No descubro nada diciendo algo tan sabido como que el
Renacimiento representó en la historia de la humanidad un
despertar, un abrir los ojos y un desvelar unas posibilidades que, hasta ese
momento, estaban adormecidas. Ciertamente se habían conseguido grandes logros
pero faltaba ese convencimiento pleno en la capacidad de las propias facultades
del ser humano.
Pues bien, hoy con la perspectiva que da el paso de los
años, me doy cuenta de que, salvando las distancias y las medidas, a mí me pasó
algo similar en mi vida.

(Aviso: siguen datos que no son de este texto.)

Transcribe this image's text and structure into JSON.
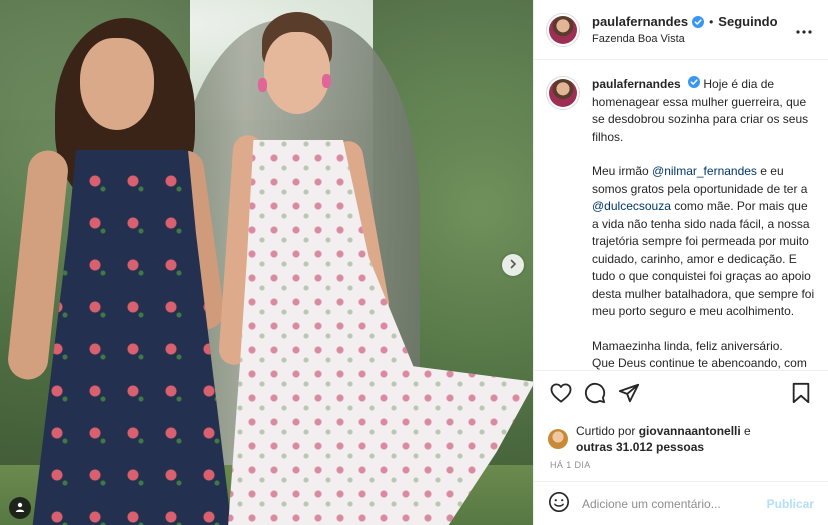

Sí, yo también experimenté un simulacro de Renacimiento
allá por el año 1987. En mi caso particular algo nuevo se puso en marcha, algo
que me hizo ver y entender de diferente manera el mundo que me rodeaba,
desencadenándose un proceso lento pero muy positivo.
Una cierta sensación de encorsetamiento se iba apoderando
de mí, causándome desazón, con la sospecha de que el ámbito profesional estaba
apagando otras inquietudes que andaban por ahí brujuleando y que sacaban la
cabeza, de vez en cuando. Todo me parecía válido, pero sin la suficiente consistencia
como para llenar una vida entera.
Aparecieron nuevos libros. Y el proceso se desencadenó precisamente en aquella parcelas que me habían sido más cercanas y más queridas: la montaña y el paisaje. Pasaba
muchas horas pateando trochas y senderos pero, ¿sabía yo interpretar la belleza de todo lo que tenía ante mis ojos?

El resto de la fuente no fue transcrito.